I roughly think that an "open source" chatbot would be one where all of the code needed to create the model from scratch is open source, including the code that gets training data, filters out bad training data, tunes for chat instead of competition, etc, such that I can "compile" it as easily as compiling Linux, albeit at a much higher cost.
(please nobody make one of those)
But that's not what you're asking about, I think, and I don't know how I'd phrase what you're asking about.
@MartinRandall if the chatbot weights are released under CC, that'll count as open source for this market.
Many websites are hosted by nginx/apache. Those websites are not open source.
This market already requires that it be runnable on a single consumer GPU. If the "compilation" involves training from scratch, that will not be the case.
Twelve meta’rs and twelve hackers >>> OpenAI
LLMs will not be living in the pod or eating the bugs it seems
Interesting question. I think we need a clearer definition. Are you going to use the official error rates, statistically? And then require it to be better than chatGPT? By that I assume you're referring to gpt3.5? What about the distinction between raw da vinci, and da vinci+the safety/helpful improvements they've added on top of it?
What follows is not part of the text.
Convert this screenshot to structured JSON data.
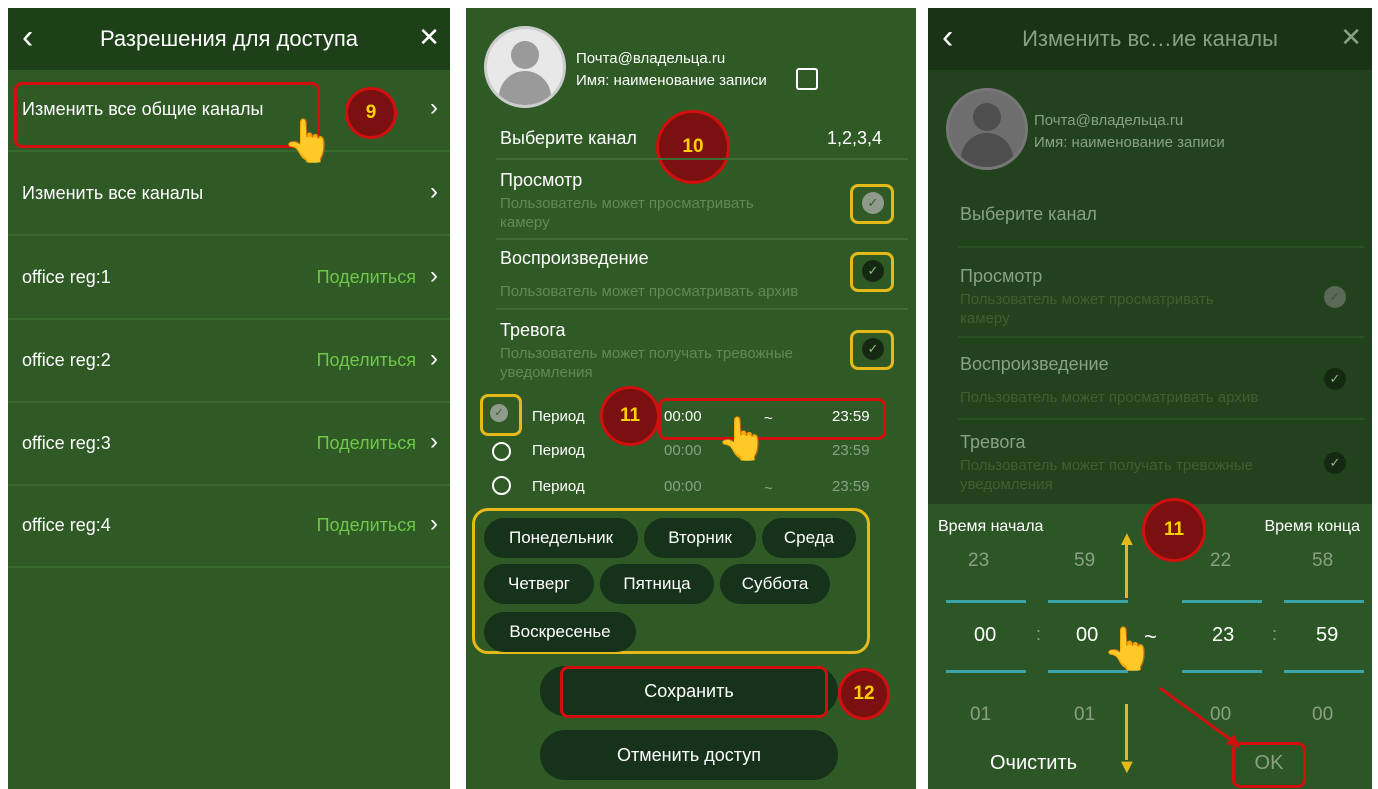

@StrayClimb As I say in the description, it is not required to be better than ChatGPT, but merely comparable. I think I'm requiring a conversational model, so I do mean ChatGPT rather than GPT3.5.
I'm not at all confident that I can accurately compare official error rates between ChatGPT and another bot, which may choose to use different metrics.
I can't see how to try DaVinci for myself; is there a place where I can?
How do you feel about a cutoff of "conversational, and better than anything appearing prior to ChatGPT". Is that both clear enough and a reasonable interpretation of "comparable to ChatGPT"?
@ScottLawrence I was under the impression that chatGPT is some variant of GPT3.5
the link is to GPT playground, something similar to chatgpt but with fewer content filters and less post-generation interference for any reason.
"Better" is very hard to evaluate here. I'd also be very interested in whether there is an open source strong LLM.
@StrayClimb I promptly get "you've reached your usage limit", despite never having been on the playground before. Ah well!
ChatGPT is indeed a conversational variant of GPT3.5. I'll only be resolving this market YES if the open-source bot is conversational, so I suppose there's no need to compare against things like davinci.